Hamburg. Apple bringt eine neue Funktion für seine Health-App auf den Markt. In Deutschland gibt es allerdings schon ein konkurrierendes System.

Alle paar Monate erneuert Apple die Betriebssysteme seiner iPhones und iPads. Meistens ist das keine große Sache. Mal werden ein paar neue Funktionen aufgespielt, mal Fehler beseitigt, mal Sicherheitslücken geschlossen. Doch das neue Betriebssystem iOS 11.3, das im Frühjahr auf allen Smartphones und Tablets des Hauses Apple verfügbar sein wird, hat das Zeug – zumindest rein theoretisch – Medizingeschichte zu schreiben.

Das neue Betriebssystem beinhaltet eine Funktion namens Health Records, die Bestandteil der bereits existierenden Health-App von Apple sein wird. Dort werden alle „verfügbaren medizinischen Datensätze“ eines Nutzers zusammengebracht, wie es in einer Pressemitteilung des Unternehmens heißt.

Patienten teilnehmender medizinischer Einrichtungen könnten Informationen aus verschiedenen Institutionen in einer Übersicht einsehen und erhielten regelmäßige Benachrichtigungen über ihre Laborergebnisse, Medikationen, ihren Gesundheitszustand und vieles mehr, schreibt Apple.

Ein einheitlicher technischer Standard fehlt bisher

Tatsächlich hat das Gesundheitssystem für eine solche Anwendung durchaus Bedarf. Die Bündelung der bei einer Vielzahl von Ärzten und Krankenhäusern gespeicherten Daten eines Patienten könnte teure Mehrfachuntersuchungen vermeiden helfen.

Von einem einheitlichen technischen Standard für medizinische Daten dürften alle profitieren: Ärzte, Krankenhäuser, Krankenkassen und Patienten. Und wer könnte einen solchen Standard besser setzen als Apple? Die Geräte des Hightechunternehmens aus dem kalifornischen Cupertino erfreuen sich bei einer Vielzahl von Nutzern größter Beliebtheit.
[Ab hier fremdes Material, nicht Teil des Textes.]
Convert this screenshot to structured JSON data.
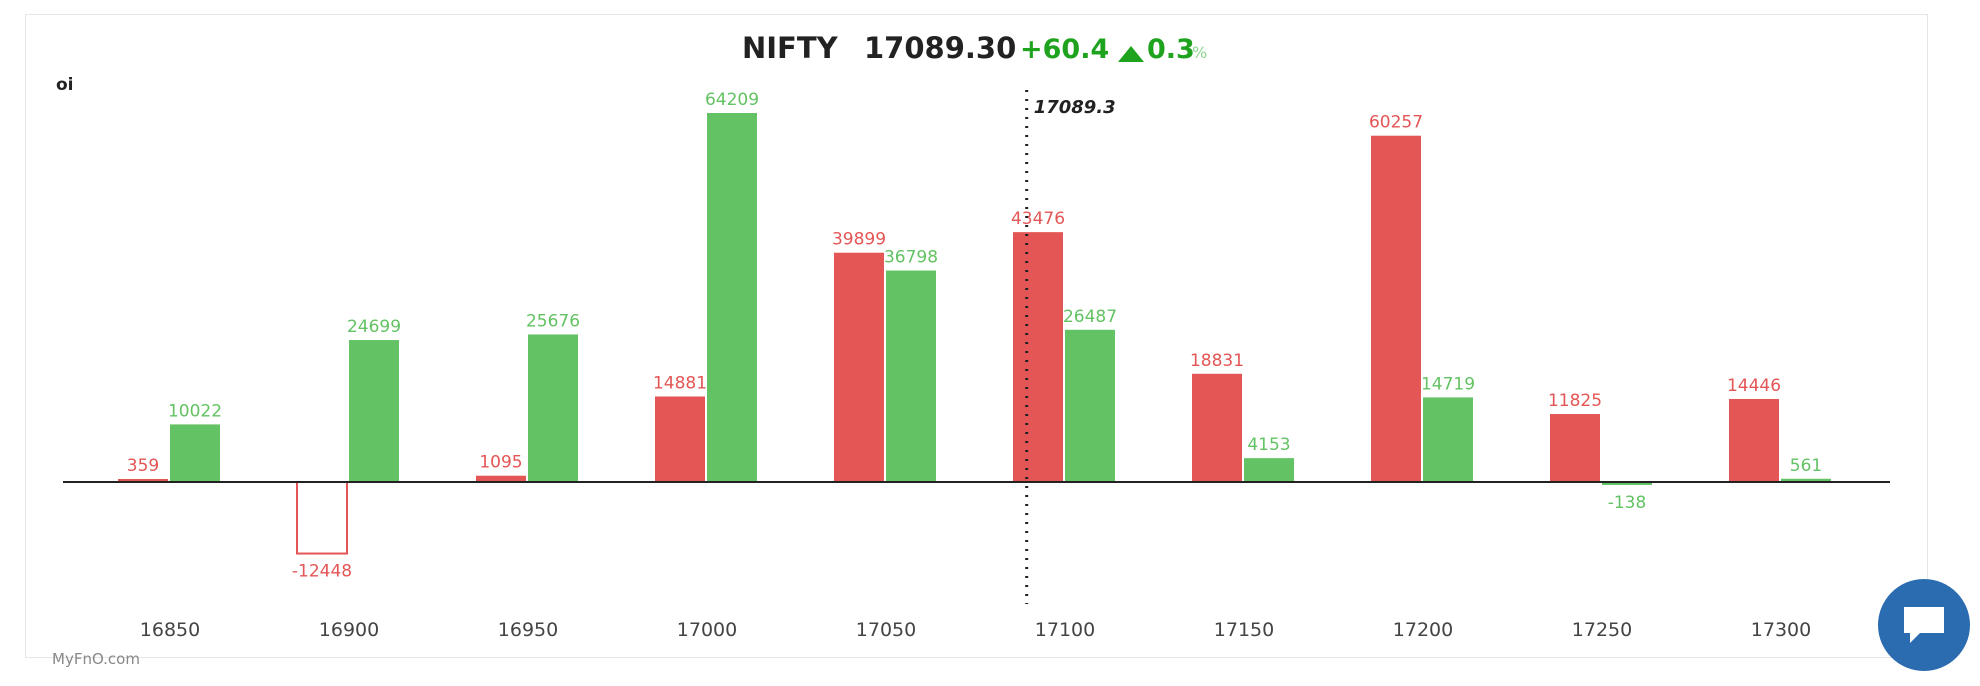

Apple hat nur wenige Kooperationspartner gefunden

Soweit die Theorie. In der Praxis sieht die Sache schon etwas anders aus. Für Health Records hat Apple in den USA nach Angaben des „Wall Street Journal“ bisher nur ein Dutzend Krankenhäuser als Kooperationspartner gefunden. Das sind nicht eben viel. Ob auch in Deutschland nach Partnern gefahndet wird, mag ein Apple-Sprecher auf Anfrage nicht sagen.

Die Vermutung liegt nahe, dass die Kalifornier zumindest nicht die Klinken deutscher Krankenhäuser putzen. Sie wären die falschen Ansprechpartner. Denn das 2015 vom Bundestag verabschiedete E-Health-Gesetz sieht bereits vor, was Apple derzeit plant: die Digitalisierung und Bündelung von Patientendaten in einem einheitlichen System.

Bereits 2015 hat der Bundestag das E-Health-Gesetz verabschiedet

Damit beauftragt hat die Bundesregierung die Gesellschaft für Telematikanwendungen der Gesundheitskarte (Gematik). Hinter ihr stehen die Spitzenorganisationen von Ärzten, Krankenkassen, Krankenhäusern und Apothekern. Bis Ende des Jahres soll die Infrastruktur des Systems stehen.

Die Gematik wäre also Apples logischer Partner. Jedoch hält die Gesellschaft aus Datenschutzgründen wenig von Gesundheits-Apps. Sie favorisiert den Chip der Gesundheitskarte.

Der Datenschutzbeauftragte warnt vor Gesundheits-Apps

Die Bundesbeauftragte für den Datenschutz warnt in einem Merkblatt ausdrücklich vor Gesundheits-Apps. Und ein Sprecher des Marburger Bunds, in dem angestellte und verbeamtete Ärzte organisiert sind, sagt auf Anfrage, statt auf Apples Health Records zu setzen, sei es „sinnvoller, im staatlichen Rahmen ein System mit der erforderlichen Sicherheitsarchitektur zu entwickeln“. Wie es scheint, muss Apple in Deutschland noch viel Überzeugungsarbeit leisten.